Le président mauritanien, Mohamed Ould Abdelaziz, lors du sommet de l’Union africaine à Nouakchott, le 2 juillet 2018. / LUDOVIC MARIN / AFP

Les Mauritaniens se rendent aux urnes, samedi 1er septembre, pour des élections législatives, régionales et locales qui constituent un test pour le régime du président Mohamed Ould Abdelaziz à moins d’un an de la présidentielle de la mi-2019. Un nombre record de 98 partis politiques participent à ces élections auxquelles sont appelés plus de 1,4 million d’inscrits.
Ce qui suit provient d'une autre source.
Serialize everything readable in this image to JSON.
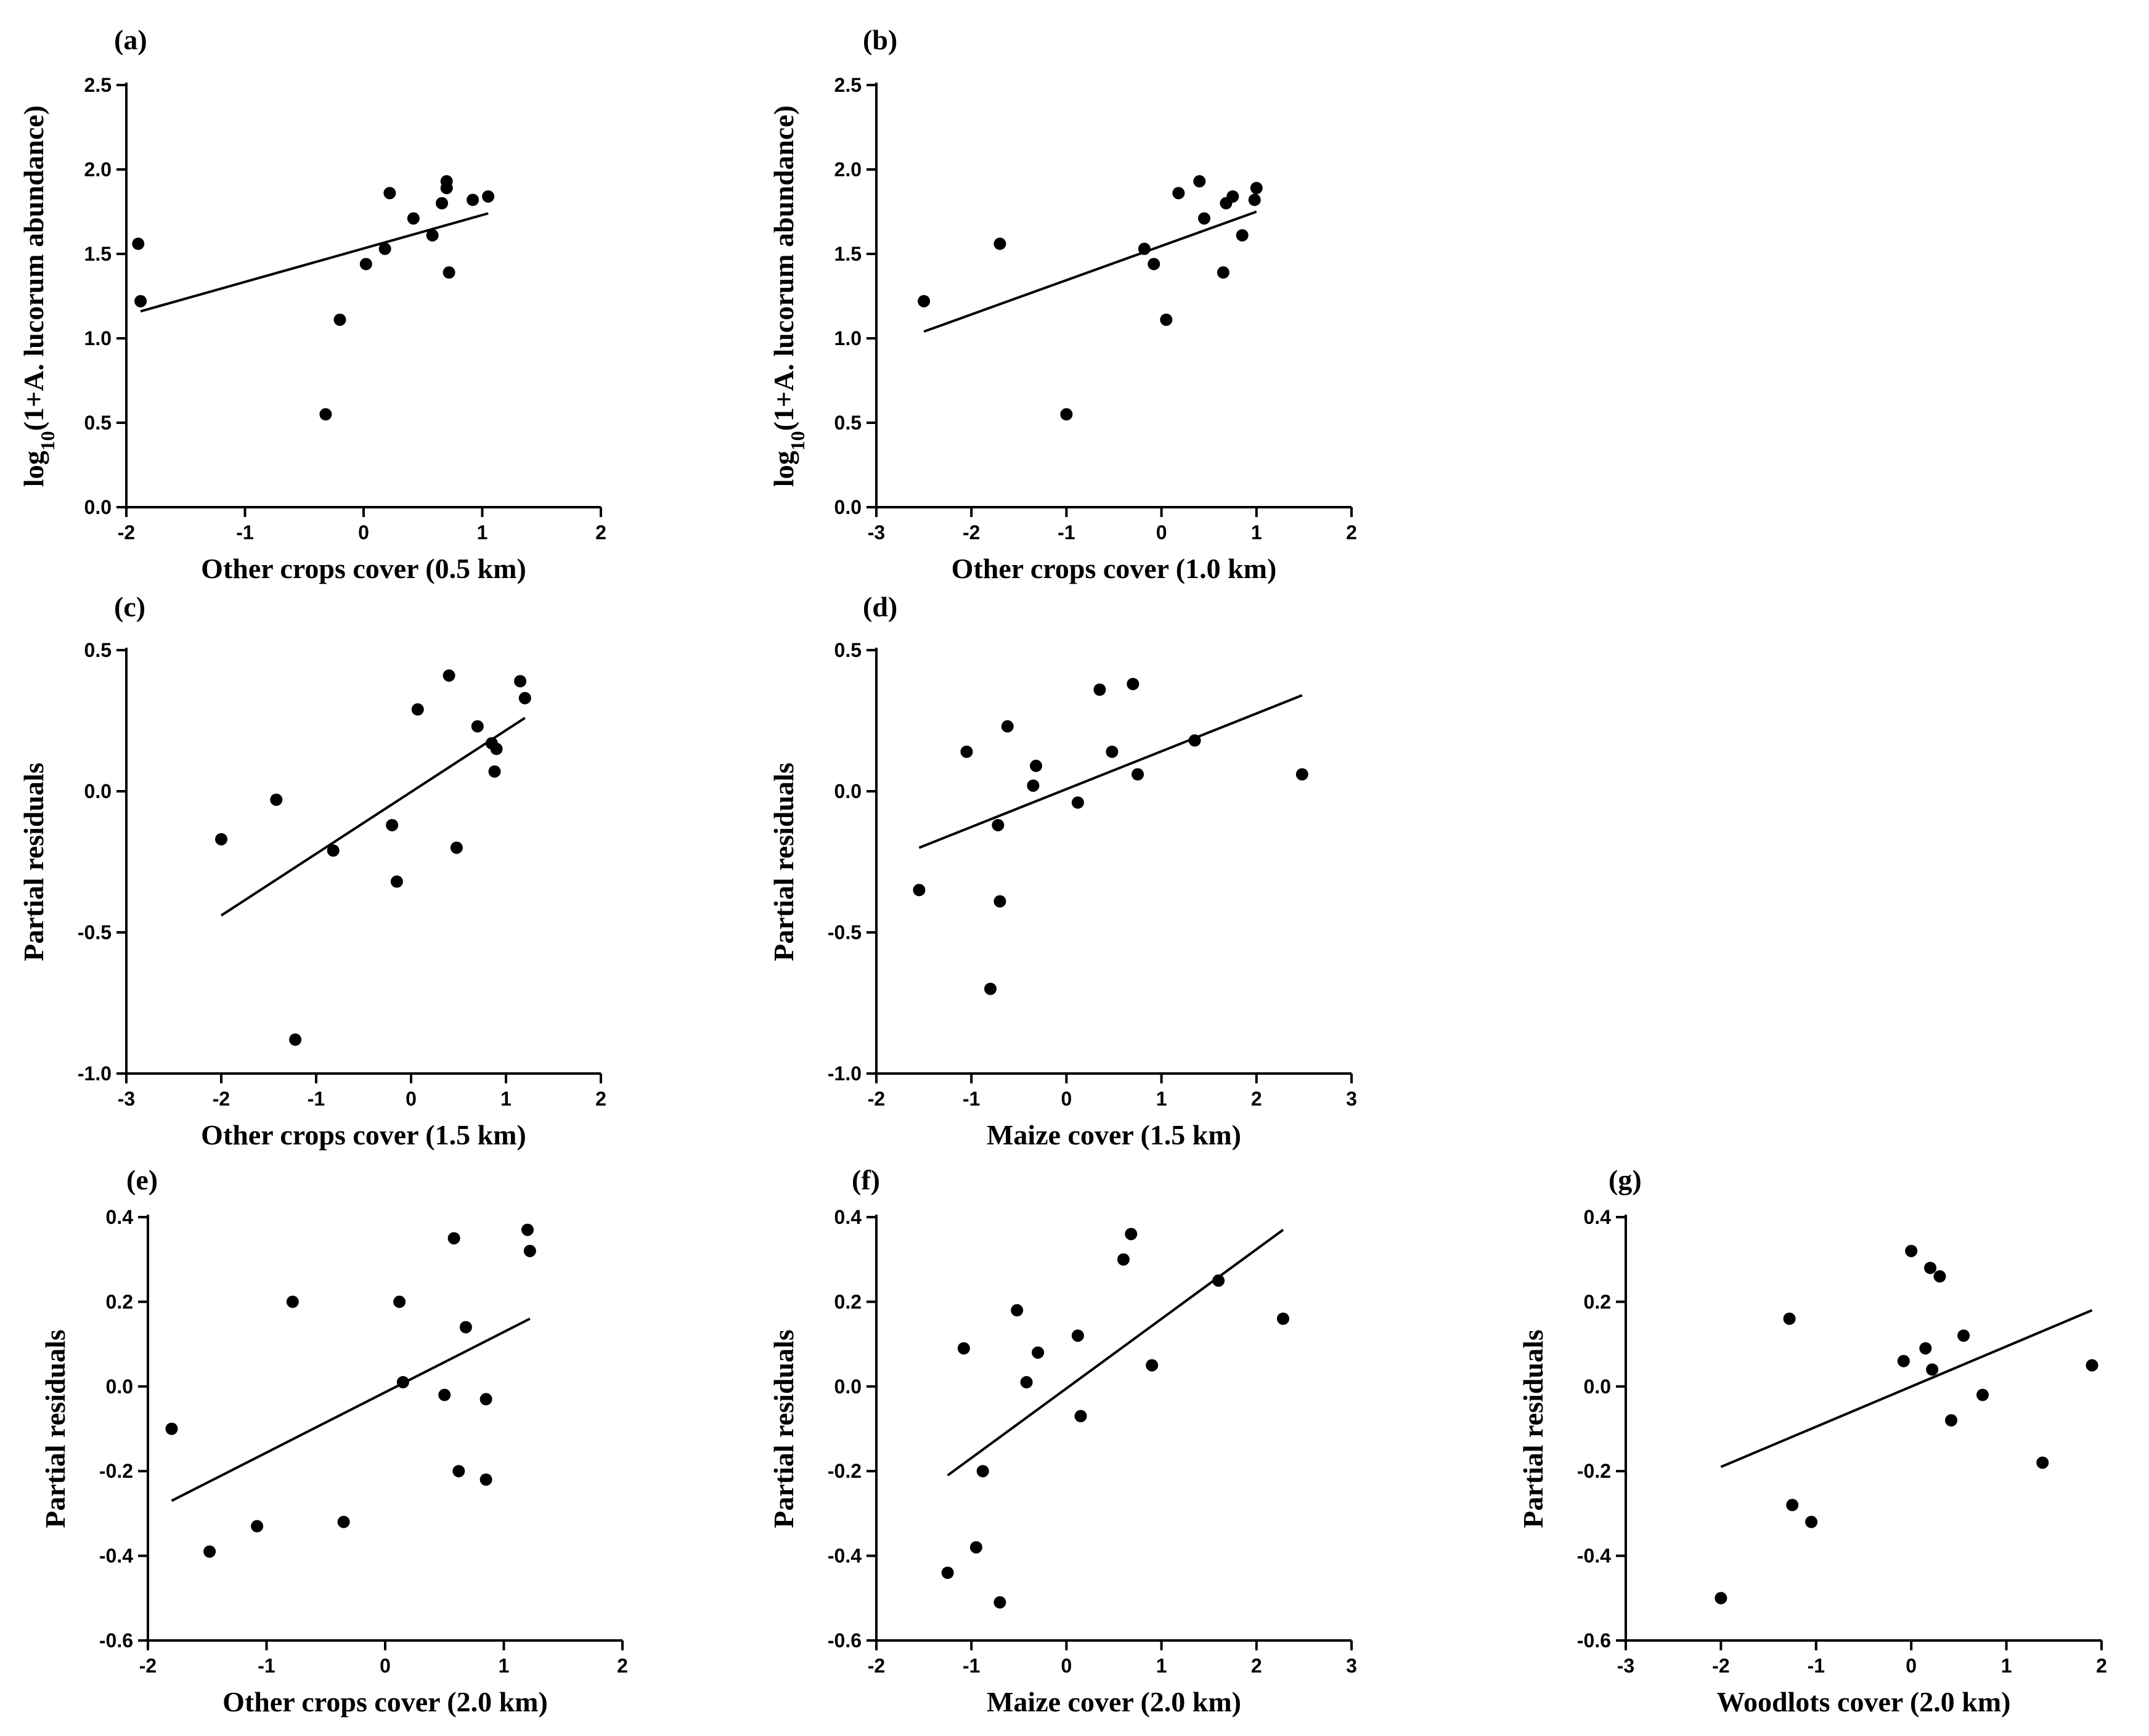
{
  "figure": {
    "description_label": "Partial residual plots"
  },
  "chart_data": [
    {
      "id": "a",
      "letter": "(a)",
      "type": "scatter",
      "xlabel": "Other crops cover (0.5 km)",
      "ylabel_prefix": "log",
      "ylabel_sub": "10",
      "ylabel_rest": "(1+A. lucorum  abundance)",
      "xlim": [
        -2,
        2
      ],
      "ylim": [
        0,
        2.5
      ],
      "xticks": [
        -2,
        -1,
        0,
        1,
        2
      ],
      "yticks": [
        0,
        0.5,
        1,
        1.5,
        2,
        2.5
      ],
      "xtick_labels": [
        "-2",
        "-1",
        "0",
        "1",
        "2"
      ],
      "ytick_labels": [
        "0.0",
        "0.5",
        "1.0",
        "1.5",
        "2.0",
        "2.5"
      ],
      "x": [
        -1.9,
        -1.88,
        -0.32,
        -0.2,
        0.02,
        0.18,
        0.22,
        0.42,
        0.58,
        0.66,
        0.7,
        0.7,
        0.72,
        0.92,
        1.05
      ],
      "y": [
        1.56,
        1.22,
        0.55,
        1.11,
        1.44,
        1.53,
        1.86,
        1.71,
        1.61,
        1.8,
        1.89,
        1.93,
        1.39,
        1.82,
        1.84
      ],
      "fit": {
        "x": [
          -1.88,
          1.05
        ],
        "y": [
          1.16,
          1.74
        ]
      }
    },
    {
      "id": "b",
      "letter": "(b)",
      "type": "scatter",
      "xlabel": "Other crops cover (1.0 km)",
      "ylabel_prefix": "log",
      "ylabel_sub": "10",
      "ylabel_rest": "(1+A. lucorum  abundance)",
      "xlim": [
        -3,
        2
      ],
      "ylim": [
        0,
        2.5
      ],
      "xticks": [
        -3,
        -2,
        -1,
        0,
        1,
        2
      ],
      "yticks": [
        0,
        0.5,
        1,
        1.5,
        2,
        2.5
      ],
      "xtick_labels": [
        "-3",
        "-2",
        "-1",
        "0",
        "1",
        "2"
      ],
      "ytick_labels": [
        "0.0",
        "0.5",
        "1.0",
        "1.5",
        "2.0",
        "2.5"
      ],
      "x": [
        -2.5,
        -1.7,
        -1.0,
        -0.18,
        -0.08,
        0.05,
        0.18,
        0.4,
        0.45,
        0.65,
        0.68,
        0.75,
        0.85,
        0.98,
        1.0
      ],
      "y": [
        1.22,
        1.56,
        0.55,
        1.53,
        1.44,
        1.11,
        1.86,
        1.93,
        1.71,
        1.39,
        1.8,
        1.84,
        1.61,
        1.82,
        1.89
      ],
      "fit": {
        "x": [
          -2.5,
          1.0
        ],
        "y": [
          1.04,
          1.75
        ]
      }
    },
    {
      "id": "c",
      "letter": "(c)",
      "type": "scatter",
      "xlabel": "Other crops cover (1.5 km)",
      "ylabel": "Partial residuals",
      "xlim": [
        -3,
        2
      ],
      "ylim": [
        -1,
        0.5
      ],
      "xticks": [
        -3,
        -2,
        -1,
        0,
        1,
        2
      ],
      "yticks": [
        -1,
        -0.5,
        0,
        0.5
      ],
      "xtick_labels": [
        "-3",
        "-2",
        "-1",
        "0",
        "1",
        "2"
      ],
      "ytick_labels": [
        "-1.0",
        "-0.5",
        "0.0",
        "0.5"
      ],
      "x": [
        -2.0,
        -1.42,
        -1.22,
        -0.82,
        -0.2,
        -0.15,
        0.07,
        0.4,
        0.48,
        0.7,
        0.85,
        0.88,
        0.9,
        1.15,
        1.2
      ],
      "y": [
        -0.17,
        -0.03,
        -0.88,
        -0.21,
        -0.12,
        -0.32,
        0.29,
        0.41,
        -0.2,
        0.23,
        0.17,
        0.07,
        0.15,
        0.39,
        0.33
      ],
      "fit": {
        "x": [
          -2.0,
          1.2
        ],
        "y": [
          -0.44,
          0.26
        ]
      }
    },
    {
      "id": "d",
      "letter": "(d)",
      "type": "scatter",
      "xlabel": "Maize cover (1.5 km)",
      "ylabel": "Partial residuals",
      "xlim": [
        -2,
        3
      ],
      "ylim": [
        -1,
        0.5
      ],
      "xticks": [
        -2,
        -1,
        0,
        1,
        2,
        3
      ],
      "yticks": [
        -1,
        -0.5,
        0,
        0.5
      ],
      "xtick_labels": [
        "-2",
        "-1",
        "0",
        "1",
        "2",
        "3"
      ],
      "ytick_labels": [
        "-1.0",
        "-0.5",
        "0.0",
        "0.5"
      ],
      "x": [
        -1.55,
        -1.05,
        -0.8,
        -0.72,
        -0.7,
        -0.62,
        -0.35,
        -0.32,
        0.12,
        0.35,
        0.48,
        0.7,
        0.75,
        1.35,
        2.48
      ],
      "y": [
        -0.35,
        0.14,
        -0.7,
        -0.12,
        -0.39,
        0.23,
        0.02,
        0.09,
        -0.04,
        0.36,
        0.14,
        0.38,
        0.06,
        0.18,
        0.06
      ],
      "fit": {
        "x": [
          -1.55,
          2.48
        ],
        "y": [
          -0.2,
          0.34
        ]
      }
    },
    {
      "id": "e",
      "letter": "(e)",
      "type": "scatter",
      "xlabel": "Other crops cover (2.0 km)",
      "ylabel": "Partial residuals",
      "xlim": [
        -2,
        2
      ],
      "ylim": [
        -0.6,
        0.4
      ],
      "xticks": [
        -2,
        -1,
        0,
        1,
        2
      ],
      "yticks": [
        -0.6,
        -0.4,
        -0.2,
        0,
        0.2,
        0.4
      ],
      "xtick_labels": [
        "-2",
        "-1",
        "0",
        "1",
        "2"
      ],
      "ytick_labels": [
        "-0.6",
        "-0.4",
        "-0.2",
        "0.0",
        "0.2",
        "0.4"
      ],
      "x": [
        -1.8,
        -1.48,
        -1.08,
        -0.78,
        -0.35,
        0.12,
        0.15,
        0.5,
        0.58,
        0.62,
        0.68,
        0.85,
        0.85,
        1.2,
        1.22
      ],
      "y": [
        -0.1,
        -0.39,
        -0.33,
        0.2,
        -0.32,
        0.2,
        0.01,
        -0.02,
        0.35,
        -0.2,
        0.14,
        -0.03,
        -0.22,
        0.37,
        0.32
      ],
      "fit": {
        "x": [
          -1.8,
          1.22
        ],
        "y": [
          -0.27,
          0.16
        ]
      }
    },
    {
      "id": "f",
      "letter": "(f)",
      "type": "scatter",
      "xlabel": "Maize cover (2.0 km)",
      "ylabel": "Partial residuals",
      "xlim": [
        -2,
        3
      ],
      "ylim": [
        -0.6,
        0.4
      ],
      "xticks": [
        -2,
        -1,
        0,
        1,
        2,
        3
      ],
      "yticks": [
        -0.6,
        -0.4,
        -0.2,
        0,
        0.2,
        0.4
      ],
      "xtick_labels": [
        "-2",
        "-1",
        "0",
        "1",
        "2",
        "3"
      ],
      "ytick_labels": [
        "-0.6",
        "-0.4",
        "-0.2",
        "0.0",
        "0.2",
        "0.4"
      ],
      "x": [
        -1.25,
        -1.08,
        -0.95,
        -0.88,
        -0.7,
        -0.52,
        -0.42,
        -0.3,
        0.12,
        0.15,
        0.6,
        0.68,
        0.9,
        1.6,
        2.28
      ],
      "y": [
        -0.44,
        0.09,
        -0.38,
        -0.2,
        -0.51,
        0.18,
        0.01,
        0.08,
        0.12,
        -0.07,
        0.3,
        0.36,
        0.05,
        0.25,
        0.16
      ],
      "fit": {
        "x": [
          -1.25,
          2.28
        ],
        "y": [
          -0.21,
          0.37
        ]
      }
    },
    {
      "id": "g",
      "letter": "(g)",
      "type": "scatter",
      "xlabel": "Woodlots cover (2.0 km)",
      "ylabel": "Partial residuals",
      "xlim": [
        -3,
        2
      ],
      "ylim": [
        -0.6,
        0.4
      ],
      "xticks": [
        -3,
        -2,
        -1,
        0,
        1,
        2
      ],
      "yticks": [
        -0.6,
        -0.4,
        -0.2,
        0,
        0.2,
        0.4
      ],
      "xtick_labels": [
        "-3",
        "-2",
        "-1",
        "0",
        "1",
        "2"
      ],
      "ytick_labels": [
        "-0.6",
        "-0.4",
        "-0.2",
        "0.0",
        "0.2",
        "0.4"
      ],
      "x": [
        -2.0,
        -1.28,
        -1.25,
        -1.05,
        -0.08,
        0.0,
        0.15,
        0.2,
        0.22,
        0.3,
        0.42,
        0.55,
        0.75,
        1.38,
        1.9
      ],
      "y": [
        -0.5,
        0.16,
        -0.28,
        -0.32,
        0.06,
        0.32,
        0.09,
        0.28,
        0.04,
        0.26,
        -0.08,
        0.12,
        -0.02,
        -0.18,
        0.05
      ],
      "fit": {
        "x": [
          -2.0,
          1.9
        ],
        "y": [
          -0.19,
          0.18
        ]
      }
    }
  ]
}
En cas de second tour, celui-ci se tiendra le 15 septembre.

Malgré les appels de l’opposition et alors qu’opposants et ONG dénoncent régulièrement des atteintes aux droits humains, dont, récemment, l’arrestation d’un ancien sénateur et le maintien au secret d’un blogueur accusé de blasphème, le scrutin se déroulera en l’absence d’observateurs internationaux.

Amnesty International a fustigé récemment les « arrestations et détentions » de deux opposants et militants antiesclavagistes, estimant qu’il s’agissait des « pires signaux d’intimidation, de harcèlement et de répression par les autorités mauritaniennes des voix dissidentes » à l’approche de ces élections.

« Lutte contre la gabegie »

La campagne électorale, qui s’achève jeudi soir, n’a pas déchaîné les passions, et les meetings électoraux ont attiré peu de monde dans ce vaste pays aride d’Afrique de l’Ouest, malgré le caractère crucial du scrutin tant pour le pouvoir que pour l’opposition, qui, cette fois, a décidé d’y participer, y compris dans ses composantes dites « radicales ».

A 61 ans, Mohamed Ould Abdelaziz, un ancien général arrivé au pouvoir par un coup d’Etat en 2008, puis élu en 2009 et réélu en 2014, a appelé à un « vote massif » pour sa formation, l’Union pour la République (UPR), « afin de continuer sur la voie des réalisations grandioses et de la lutte contre la gabegie », qualifiant au passage les dirigeants de l’opposition de « malfaiteurs » et de « fauteurs de troubles ».

L’opposant historique Ahmed Ould Daddah, chef du Rassemblement pour la démocratie (RFD), a demandé aux Mauritaniens d’effectuer « le sursaut nécessaire pour balayer le régime de la dictature et de la faillite généralisée ». Le RFD fait partie de la coalition de l’opposition radicale, dont les membres se présentent sur des listes communes en certains endroits et qui se sont engagés à se soutenir au second tour.

Baisse du pouvoir d’achat

Pour convaincre, l’UPR, large vainqueur des précédentes législatives en 2013, boycottées par la quasi-totalité de l’opposition radicale, met en avant la révision de la Constitution de 2017, qui a aboli le Sénat et donné au pays un nouvel hymne et un nouveau drapeau évoquant le « sacrifice des martyrs » de la résistance à la colonisation française, qui s’est achevée en 1960.

Sur le plan économique, le pouvoir insiste sur une croissance retrouvée, « de 3 % en 2017 », et sur « un indice de pauvreté à 31 %, contre plus de 40 % en 2008 », dans un pays d’un peu moins de 4 millions d’habitants dont le taux d’alphabétisation reste faible.

L’opposition, quant à elle, dénonce une forte baisse du pouvoir d’achat, notamment depuis l’introduction, le 1er janvier, de nouveaux billets de la monnaie nationale, l’ouguiya, à la valeur faciale divisée par dix, ainsi qu’un « endettement excessif » de près de 100 % du PIB ou des indices de développement classant la Mauritanie « au bas de l’échelle à tous les niveaux ».

Force anti-djihadiste

Sur le plan international, Nouakchott, qui a accueilli en juillet un sommet de l’Union africaine en présence du président français, Emmanuel Macron, a récemment réchauffé ses relations diplomatiques avec le Maroc, longtemps mises à mal par la question du Sahara occidental, et signé avec le Sénégal des accords sur la pêche et sur l’exploitation d’un important champ gazier transfrontalier. Enfin, c’est un général mauritanien qui a repris en juillet le commandement de la force anti-djihadiste du G5 Sahel, une organisation régionale regroupant, outre la Mauritanie, le Mali, le Burkina Faso, le Niger et le Tchad.

Le doute plane toujours sur les intentions de M. Ould Abdelaziz pour la présidentielle de 2019. Bien qu’il se soit engagé à maintes reprises à ne pas tenter de modifier la limitation à deux du nombre de mandats présidentiels, le chef de l’Etat n’est pas parvenu à apaiser les soupçons de l’opposition, alimentés par les déclarations publiques de ses ministres et de ses partisans.